“Mary Brooks did hers in two hours,” announced Katherine, “and I guess I’m as bright as little Mary about most things, so I’m not worrying.”

“Isn’t it time to start for class-meeting?” asked Betty, coming out on the piazza with Roberta.

“See them walk off together arm in arm,” chuckled Bob softly, “just as if they knew they were going to be elected our alumnæ president and secretary respectfully.”

“Don’t you mean respectively, Bob?” asked Helen Adams.

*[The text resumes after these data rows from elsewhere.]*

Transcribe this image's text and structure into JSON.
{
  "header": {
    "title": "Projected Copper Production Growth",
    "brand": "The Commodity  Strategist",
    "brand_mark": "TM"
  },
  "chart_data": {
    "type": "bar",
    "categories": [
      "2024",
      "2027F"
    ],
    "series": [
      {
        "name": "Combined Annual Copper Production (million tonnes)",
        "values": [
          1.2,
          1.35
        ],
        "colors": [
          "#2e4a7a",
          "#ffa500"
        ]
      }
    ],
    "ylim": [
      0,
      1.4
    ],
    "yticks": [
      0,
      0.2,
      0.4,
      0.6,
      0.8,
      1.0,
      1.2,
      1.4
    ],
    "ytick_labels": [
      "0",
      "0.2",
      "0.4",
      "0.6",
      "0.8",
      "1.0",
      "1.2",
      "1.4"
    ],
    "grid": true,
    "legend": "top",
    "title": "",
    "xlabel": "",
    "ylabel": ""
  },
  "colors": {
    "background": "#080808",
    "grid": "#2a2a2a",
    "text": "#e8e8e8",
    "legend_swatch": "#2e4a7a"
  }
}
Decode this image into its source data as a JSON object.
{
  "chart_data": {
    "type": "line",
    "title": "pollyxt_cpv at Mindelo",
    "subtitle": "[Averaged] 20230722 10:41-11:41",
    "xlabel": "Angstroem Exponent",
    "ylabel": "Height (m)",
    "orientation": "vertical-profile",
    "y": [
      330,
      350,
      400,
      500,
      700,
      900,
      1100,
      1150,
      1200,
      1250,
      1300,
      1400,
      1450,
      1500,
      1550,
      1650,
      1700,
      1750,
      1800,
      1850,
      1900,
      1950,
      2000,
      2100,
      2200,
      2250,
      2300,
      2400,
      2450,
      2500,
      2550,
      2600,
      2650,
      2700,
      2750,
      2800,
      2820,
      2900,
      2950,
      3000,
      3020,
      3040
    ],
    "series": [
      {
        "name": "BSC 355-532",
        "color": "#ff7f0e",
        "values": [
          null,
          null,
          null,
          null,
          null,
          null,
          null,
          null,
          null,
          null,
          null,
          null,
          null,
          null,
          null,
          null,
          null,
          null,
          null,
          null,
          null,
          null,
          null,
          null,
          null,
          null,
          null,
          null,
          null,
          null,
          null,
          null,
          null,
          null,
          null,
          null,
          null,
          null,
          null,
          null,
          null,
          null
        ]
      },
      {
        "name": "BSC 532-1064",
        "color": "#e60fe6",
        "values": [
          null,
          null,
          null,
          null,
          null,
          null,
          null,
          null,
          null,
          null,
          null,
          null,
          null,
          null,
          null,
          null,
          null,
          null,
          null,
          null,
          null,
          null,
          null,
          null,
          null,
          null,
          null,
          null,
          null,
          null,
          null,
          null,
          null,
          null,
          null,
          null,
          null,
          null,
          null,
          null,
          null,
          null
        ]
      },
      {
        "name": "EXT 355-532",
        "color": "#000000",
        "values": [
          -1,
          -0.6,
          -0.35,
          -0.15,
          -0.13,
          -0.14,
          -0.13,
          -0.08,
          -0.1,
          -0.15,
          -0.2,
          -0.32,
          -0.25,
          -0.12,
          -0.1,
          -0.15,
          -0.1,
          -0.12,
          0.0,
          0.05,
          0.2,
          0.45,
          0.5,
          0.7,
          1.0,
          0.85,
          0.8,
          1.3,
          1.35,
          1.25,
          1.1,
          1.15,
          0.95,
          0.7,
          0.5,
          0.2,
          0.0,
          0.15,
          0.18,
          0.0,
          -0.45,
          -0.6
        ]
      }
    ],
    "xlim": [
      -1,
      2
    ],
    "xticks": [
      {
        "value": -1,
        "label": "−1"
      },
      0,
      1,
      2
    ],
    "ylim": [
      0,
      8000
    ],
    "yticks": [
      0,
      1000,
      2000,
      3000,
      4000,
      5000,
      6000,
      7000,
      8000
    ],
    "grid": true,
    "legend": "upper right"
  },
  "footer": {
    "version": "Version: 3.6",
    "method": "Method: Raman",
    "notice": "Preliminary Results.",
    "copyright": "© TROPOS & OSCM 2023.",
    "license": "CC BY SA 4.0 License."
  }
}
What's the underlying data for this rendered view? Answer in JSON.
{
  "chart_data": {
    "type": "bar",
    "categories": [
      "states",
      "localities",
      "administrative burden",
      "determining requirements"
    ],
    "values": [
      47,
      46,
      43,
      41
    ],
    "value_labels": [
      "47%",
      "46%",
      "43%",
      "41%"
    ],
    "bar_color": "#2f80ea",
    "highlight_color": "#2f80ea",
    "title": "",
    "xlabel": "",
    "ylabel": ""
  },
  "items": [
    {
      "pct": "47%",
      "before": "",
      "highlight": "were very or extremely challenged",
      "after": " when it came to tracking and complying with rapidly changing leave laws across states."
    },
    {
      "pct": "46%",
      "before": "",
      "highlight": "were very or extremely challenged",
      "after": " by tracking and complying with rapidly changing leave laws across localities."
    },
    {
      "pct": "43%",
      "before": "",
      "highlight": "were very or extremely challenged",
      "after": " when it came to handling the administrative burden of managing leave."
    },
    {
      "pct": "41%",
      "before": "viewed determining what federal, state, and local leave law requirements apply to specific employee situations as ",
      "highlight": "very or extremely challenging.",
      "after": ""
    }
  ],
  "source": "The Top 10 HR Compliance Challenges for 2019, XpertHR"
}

“Of course I do,” retorted Bob, “but I’m not obliged to say what I mean now. I’m an alum. I can use as bad diction as I please and the long arm of the English department can’t reach out and spatter my mistakes with red ink.”

The election of officers didn’t take long. It had all been cut and dried the night before, and the nominating committee named Betty for president and Shylock for secretary without even going through the formality of retiring to deliberate. Then Katherine moved that the surplus in the treasury be turned over to “our pet philanthropy, the Students’ Aid,” and Carlotta Young inquired anxiously whether the first reunion was to be in one or two years.

“In one,” shouted the assembly to a woman, and the meeting adjourned tumultuously. But nobody went home, in spite of the packing that clamored for attention.

“Good-bye, you dear old thing!”

“See you next June for sure. I’m coming back then, if I do live away out in Seattle.”

“You’re going to study art in New York, you say? Oh, I’m there very often. Here, let me copy that address.”